Lord Justice Lewison stated in his judgment that "the function of the trustees is to manage and administer the scheme; not to design it." He went on to say "I do not agree that, in effect, the trustees can do whatever they like so long as their ultimate purpose is to provide pensions." In a similar vein Lord Justice Peter Jackson in his judgment stated "there is nothing to suggest that the power of amendment was intended to give the trustees the right to remodel the balance of powers between themselves and the employer." 

However, it should be noted that Lord Justice Patten dissented on this point, finding that the amendments did not breach the proper purpose rule as there is no general principle, either in this particular scheme or otherwise, to the effect that a trustee's otherwise unlimited power to amend the scheme is nevertheless restricted by a requirement that there should be no alteration to the benefit structure which would cost the employer more money than it was prepared to agree to pay. He also noted that, in essence, the 0.2% discretionary payment attempted put the members benefits back into line with how they were previously under RPI, stating "it [the 0.2% increase] did not confer on the members of the scheme a benefit that was different in kind to what they had always enjoyed."

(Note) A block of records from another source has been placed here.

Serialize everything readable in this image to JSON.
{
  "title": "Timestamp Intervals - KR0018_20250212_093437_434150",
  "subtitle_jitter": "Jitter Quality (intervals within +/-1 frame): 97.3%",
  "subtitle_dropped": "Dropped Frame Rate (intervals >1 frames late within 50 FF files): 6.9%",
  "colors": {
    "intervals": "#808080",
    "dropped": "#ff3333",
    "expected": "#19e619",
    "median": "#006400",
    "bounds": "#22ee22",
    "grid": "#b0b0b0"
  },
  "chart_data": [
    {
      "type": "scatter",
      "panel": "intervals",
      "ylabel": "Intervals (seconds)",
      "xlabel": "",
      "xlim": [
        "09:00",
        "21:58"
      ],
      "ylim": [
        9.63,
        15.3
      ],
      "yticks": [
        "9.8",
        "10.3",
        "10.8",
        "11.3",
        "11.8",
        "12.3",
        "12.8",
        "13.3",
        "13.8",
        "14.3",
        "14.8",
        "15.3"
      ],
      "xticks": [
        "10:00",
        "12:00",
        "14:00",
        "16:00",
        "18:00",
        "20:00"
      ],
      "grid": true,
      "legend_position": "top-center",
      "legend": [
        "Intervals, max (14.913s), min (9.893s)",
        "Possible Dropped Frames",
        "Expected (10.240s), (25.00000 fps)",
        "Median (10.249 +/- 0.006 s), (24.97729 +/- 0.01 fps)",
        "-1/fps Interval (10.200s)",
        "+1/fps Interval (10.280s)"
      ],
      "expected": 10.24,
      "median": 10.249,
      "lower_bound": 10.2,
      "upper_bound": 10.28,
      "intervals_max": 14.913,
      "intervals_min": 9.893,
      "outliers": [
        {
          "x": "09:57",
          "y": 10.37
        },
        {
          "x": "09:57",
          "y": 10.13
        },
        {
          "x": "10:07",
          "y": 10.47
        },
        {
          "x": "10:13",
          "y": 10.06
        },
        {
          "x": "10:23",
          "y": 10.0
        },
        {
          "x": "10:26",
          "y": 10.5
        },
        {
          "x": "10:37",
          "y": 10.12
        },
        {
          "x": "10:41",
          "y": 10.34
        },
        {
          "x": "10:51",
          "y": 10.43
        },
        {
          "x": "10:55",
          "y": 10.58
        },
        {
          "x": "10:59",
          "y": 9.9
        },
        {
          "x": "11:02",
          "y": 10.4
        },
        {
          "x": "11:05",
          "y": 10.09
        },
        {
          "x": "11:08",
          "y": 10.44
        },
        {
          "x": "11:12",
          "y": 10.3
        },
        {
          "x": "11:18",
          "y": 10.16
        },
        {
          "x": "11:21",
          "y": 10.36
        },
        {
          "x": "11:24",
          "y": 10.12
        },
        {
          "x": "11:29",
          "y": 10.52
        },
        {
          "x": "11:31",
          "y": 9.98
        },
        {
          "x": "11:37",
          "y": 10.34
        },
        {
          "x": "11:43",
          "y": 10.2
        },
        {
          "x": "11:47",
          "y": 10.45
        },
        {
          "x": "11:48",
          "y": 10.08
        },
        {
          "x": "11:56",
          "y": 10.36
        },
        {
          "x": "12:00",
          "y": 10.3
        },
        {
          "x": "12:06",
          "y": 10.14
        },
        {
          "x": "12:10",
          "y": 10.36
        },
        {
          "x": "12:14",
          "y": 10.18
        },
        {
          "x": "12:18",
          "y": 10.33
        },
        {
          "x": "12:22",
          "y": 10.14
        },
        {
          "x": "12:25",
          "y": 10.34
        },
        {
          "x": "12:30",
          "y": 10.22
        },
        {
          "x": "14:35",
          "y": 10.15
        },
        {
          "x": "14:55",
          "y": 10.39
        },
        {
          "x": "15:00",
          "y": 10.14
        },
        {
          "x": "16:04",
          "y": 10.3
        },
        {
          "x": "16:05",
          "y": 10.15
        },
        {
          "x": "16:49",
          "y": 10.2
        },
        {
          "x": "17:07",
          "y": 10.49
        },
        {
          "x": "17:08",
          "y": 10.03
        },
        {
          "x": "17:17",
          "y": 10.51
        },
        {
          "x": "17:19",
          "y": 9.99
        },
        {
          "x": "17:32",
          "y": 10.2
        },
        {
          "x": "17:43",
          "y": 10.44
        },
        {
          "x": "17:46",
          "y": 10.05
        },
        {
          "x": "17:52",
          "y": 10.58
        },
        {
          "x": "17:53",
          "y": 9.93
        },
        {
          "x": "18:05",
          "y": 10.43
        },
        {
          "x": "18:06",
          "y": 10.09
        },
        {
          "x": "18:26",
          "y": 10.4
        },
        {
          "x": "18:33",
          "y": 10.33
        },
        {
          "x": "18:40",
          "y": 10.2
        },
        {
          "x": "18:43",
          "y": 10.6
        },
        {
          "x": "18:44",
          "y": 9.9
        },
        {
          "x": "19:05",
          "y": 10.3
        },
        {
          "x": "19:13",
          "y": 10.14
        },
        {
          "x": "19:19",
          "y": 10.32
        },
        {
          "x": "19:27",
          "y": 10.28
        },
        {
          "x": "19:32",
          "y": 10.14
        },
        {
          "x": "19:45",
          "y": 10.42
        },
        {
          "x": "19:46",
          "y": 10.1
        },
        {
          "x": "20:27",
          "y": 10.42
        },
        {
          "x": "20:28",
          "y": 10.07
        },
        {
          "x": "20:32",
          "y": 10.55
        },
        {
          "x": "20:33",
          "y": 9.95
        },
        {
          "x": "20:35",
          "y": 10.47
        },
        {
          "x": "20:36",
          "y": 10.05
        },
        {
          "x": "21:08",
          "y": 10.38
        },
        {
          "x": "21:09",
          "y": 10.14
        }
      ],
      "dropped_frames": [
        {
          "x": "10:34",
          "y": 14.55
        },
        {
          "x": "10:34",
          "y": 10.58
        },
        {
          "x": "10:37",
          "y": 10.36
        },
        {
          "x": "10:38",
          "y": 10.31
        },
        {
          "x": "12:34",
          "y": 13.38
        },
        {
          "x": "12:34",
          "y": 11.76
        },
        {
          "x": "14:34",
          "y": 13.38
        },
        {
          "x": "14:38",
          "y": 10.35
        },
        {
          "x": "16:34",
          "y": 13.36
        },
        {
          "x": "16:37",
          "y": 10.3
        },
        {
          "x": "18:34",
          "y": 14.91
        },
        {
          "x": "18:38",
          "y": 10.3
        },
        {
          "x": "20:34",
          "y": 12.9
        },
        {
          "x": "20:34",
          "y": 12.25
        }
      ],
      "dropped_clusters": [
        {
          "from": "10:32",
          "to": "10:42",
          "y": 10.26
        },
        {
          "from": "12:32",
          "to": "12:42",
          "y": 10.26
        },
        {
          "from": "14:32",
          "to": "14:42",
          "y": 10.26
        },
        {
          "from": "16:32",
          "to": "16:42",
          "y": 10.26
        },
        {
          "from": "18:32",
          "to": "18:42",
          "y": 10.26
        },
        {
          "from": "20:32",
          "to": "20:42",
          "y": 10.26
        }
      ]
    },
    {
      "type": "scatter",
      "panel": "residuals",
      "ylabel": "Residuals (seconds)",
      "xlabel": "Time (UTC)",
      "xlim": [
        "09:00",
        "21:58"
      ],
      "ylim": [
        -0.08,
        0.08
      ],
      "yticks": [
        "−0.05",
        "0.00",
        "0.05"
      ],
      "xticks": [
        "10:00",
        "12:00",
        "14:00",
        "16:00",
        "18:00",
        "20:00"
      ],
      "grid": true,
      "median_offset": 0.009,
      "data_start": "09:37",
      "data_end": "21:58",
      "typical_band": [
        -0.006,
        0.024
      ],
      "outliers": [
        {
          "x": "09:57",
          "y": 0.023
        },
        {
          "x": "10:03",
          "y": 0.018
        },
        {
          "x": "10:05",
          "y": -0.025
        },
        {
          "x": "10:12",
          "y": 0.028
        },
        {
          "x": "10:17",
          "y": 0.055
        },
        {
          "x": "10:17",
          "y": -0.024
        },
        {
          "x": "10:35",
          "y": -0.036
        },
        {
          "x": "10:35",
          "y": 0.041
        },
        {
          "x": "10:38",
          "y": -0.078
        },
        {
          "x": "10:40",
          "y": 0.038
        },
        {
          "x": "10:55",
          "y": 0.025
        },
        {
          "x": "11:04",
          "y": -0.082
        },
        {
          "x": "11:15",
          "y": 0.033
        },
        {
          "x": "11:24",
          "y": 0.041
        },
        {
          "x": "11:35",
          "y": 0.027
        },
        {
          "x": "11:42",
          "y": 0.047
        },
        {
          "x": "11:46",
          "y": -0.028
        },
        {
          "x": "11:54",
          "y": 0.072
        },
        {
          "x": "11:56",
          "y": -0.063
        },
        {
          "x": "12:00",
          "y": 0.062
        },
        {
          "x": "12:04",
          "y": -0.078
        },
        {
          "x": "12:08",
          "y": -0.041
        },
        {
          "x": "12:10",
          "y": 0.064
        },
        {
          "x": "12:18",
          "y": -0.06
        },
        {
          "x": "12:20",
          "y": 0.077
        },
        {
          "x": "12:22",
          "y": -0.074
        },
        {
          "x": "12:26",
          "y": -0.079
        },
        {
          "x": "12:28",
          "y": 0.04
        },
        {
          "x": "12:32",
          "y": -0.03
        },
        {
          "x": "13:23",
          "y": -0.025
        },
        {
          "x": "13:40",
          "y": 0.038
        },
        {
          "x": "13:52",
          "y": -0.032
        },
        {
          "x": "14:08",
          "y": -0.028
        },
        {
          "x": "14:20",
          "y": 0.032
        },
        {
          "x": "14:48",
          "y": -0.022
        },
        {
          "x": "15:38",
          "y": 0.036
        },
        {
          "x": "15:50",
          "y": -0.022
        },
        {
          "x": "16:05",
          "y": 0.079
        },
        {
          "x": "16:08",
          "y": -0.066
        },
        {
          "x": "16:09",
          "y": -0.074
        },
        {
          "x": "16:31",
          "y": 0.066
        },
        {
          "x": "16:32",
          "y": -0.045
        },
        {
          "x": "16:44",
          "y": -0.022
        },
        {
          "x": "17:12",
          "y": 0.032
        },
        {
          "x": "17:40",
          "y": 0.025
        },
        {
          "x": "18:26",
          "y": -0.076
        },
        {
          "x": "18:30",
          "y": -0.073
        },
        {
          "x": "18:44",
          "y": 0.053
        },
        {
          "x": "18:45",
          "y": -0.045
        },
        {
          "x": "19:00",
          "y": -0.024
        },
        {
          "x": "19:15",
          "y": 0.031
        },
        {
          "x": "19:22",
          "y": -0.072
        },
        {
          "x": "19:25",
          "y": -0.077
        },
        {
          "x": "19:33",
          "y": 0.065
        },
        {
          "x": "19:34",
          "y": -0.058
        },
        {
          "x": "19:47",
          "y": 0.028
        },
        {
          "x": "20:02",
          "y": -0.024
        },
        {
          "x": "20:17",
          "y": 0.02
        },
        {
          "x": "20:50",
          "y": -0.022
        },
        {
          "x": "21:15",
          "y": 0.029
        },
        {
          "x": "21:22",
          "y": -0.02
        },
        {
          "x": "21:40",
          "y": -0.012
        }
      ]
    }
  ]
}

Was the power created by the amendment validly exercised?

BA challenged the exercise of the power as carried out for an improper purpose and unlawful either because the Trustees had taken into account irrelevant factors or failed to take into account relevant factors when exercising the discretion or alternatively because the decision was in all the circumstances perverse or irrational. All of these issues turned on whether the exercise of the power resulted in the making of "benevolent or compassionate payments" to members of the APS in the form of the additional pension increases.

The three judges were unanimous that the form of the additional pension increases was not benevolent or compassionate, and therefore was not invalid under this head. Lord Justice Patten stated "the fact that the motivation for a general increase in the pensions payable may include an element of generosity does not make the payment a benevolent one." 

Our comment

The Court of Appeal's judgment provides some clarity as to how trustees may exercise their powers and highlights that trustees should not go beyond the powers conferred on them. However, the case raised some complex and controversial issues, as demonstrated by the fact that the Court of Appeal was unable to reach a unanimous decision. On 12 September 2018 the Trustees issued an announcement stating that they have decided to continue the appeal and anticipate that the case will be heard by the Supreme Court in the second half of 2019. Trustees and scheme employers will wish to monitor this case closely.